AI Presents Case to Mexico AG Regarding Baby Stolen during Franco’s Rule

MEXICO CITY – Amnesty International on Thursday announced that it filed a case with the Mexican Attorney General’s Office regarding the alleged stealing of a baby during the Franco era in Spain, a child that was given to a family in eastern Mexico.

The case, filed on Wednesday, focuses on Ligia Ceballos, a Mexican who 15 years ago discovered that she had been born in Spain in 1968 with another identity and not in the city of Merida, in the eastern state of Yucatan, as she had thought up until then.

AI director in Mexico Tania Reneaum said that this is a case of forced disappearance involving Spanish officials and the “illegal holding” of a person, even though it happened almost 50 years ago.

Ligia’s case “may be (one) that can have important repercussions on the legal concept of the search for the truth,” and for setting a precedent regarding rights such as identity.

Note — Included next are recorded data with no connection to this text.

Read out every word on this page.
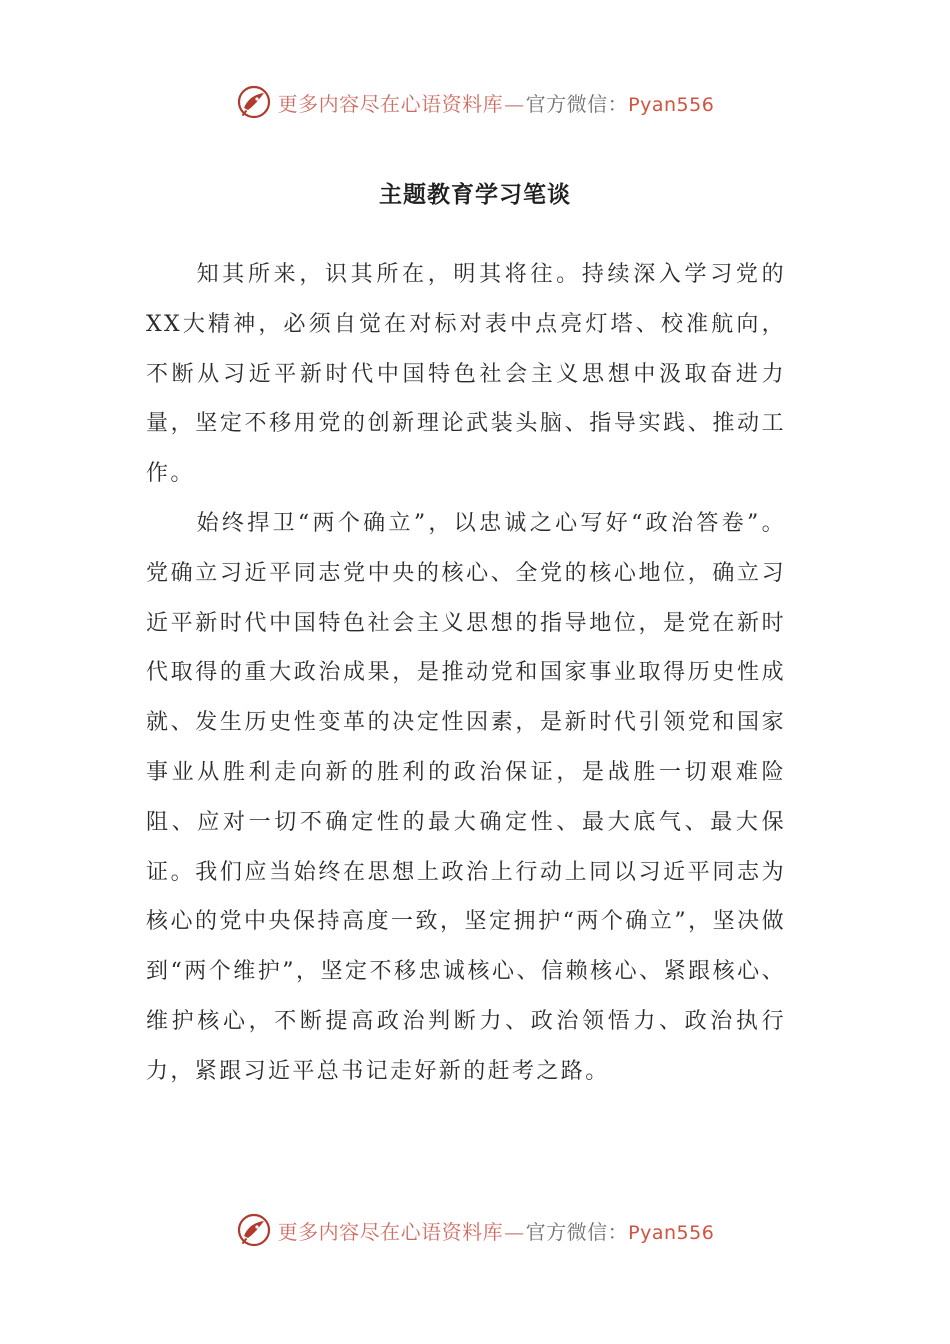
更多内容尽在心语资料库 — 官方微信： Pyan556
主题教育学习笔谈

知其所来，识其所在，明其将往。持续深入学习党的XX大精神，必须自觉在对标对表中点亮灯塔、校准航向，不断从习近平新时代中国特色社会主义思想中汲取奋进力量，坚定不移用党的创新理论武装头脑、指导实践、推动工作。

始终捍卫“两个确立”，以忠诚之心写好“政治答卷”。党确立习近平同志党中央的核心、全党的核心地位，确立习近平新时代中国特色社会主义思想的指导地位，是党在新时代取得的重大政治成果，是推动党和国家事业取得历史性成就、发生历史性变革的决定性因素，是新时代引领党和国家事业从胜利走向新的胜利的政治保证，是战胜一切艰难险阻、应对一切不确定性的最大确定性、最大底气、最大保证。我们应当始终在思想上政治上行动上同以习近平同志为核心的党中央保持高度一致，坚定拥护“两个确立”，坚决做到“两个维护”，坚定不移忠诚核心、信赖核心、紧跟核心、维护核心，不断提高政治判断力、政治领悟力、政治执行力，紧跟习近平总书记走好新的赶考之路。

更多内容尽在心语资料库 — 官方微信： Pyan556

“We have confidence that the Mexican AG’s Office will have to develop and refine its ability” so that justice – using the truth – is done, Reneaum said.

Reneaum, citing a ruling by Spanish Judge Baltasar Garzon, estimated that between 1937-1950 some 30,000 babies could have disappeared in Spain via a process whereby the newborns were removed from their parents but the latter were told they had been born dead or died shortly after birth.

Doctors, health care workers, attorneys, officials and religious workers all participated in plots in which the death certificates of the children were falsified along with their birth certificates to be able to place them with other families, according to AI.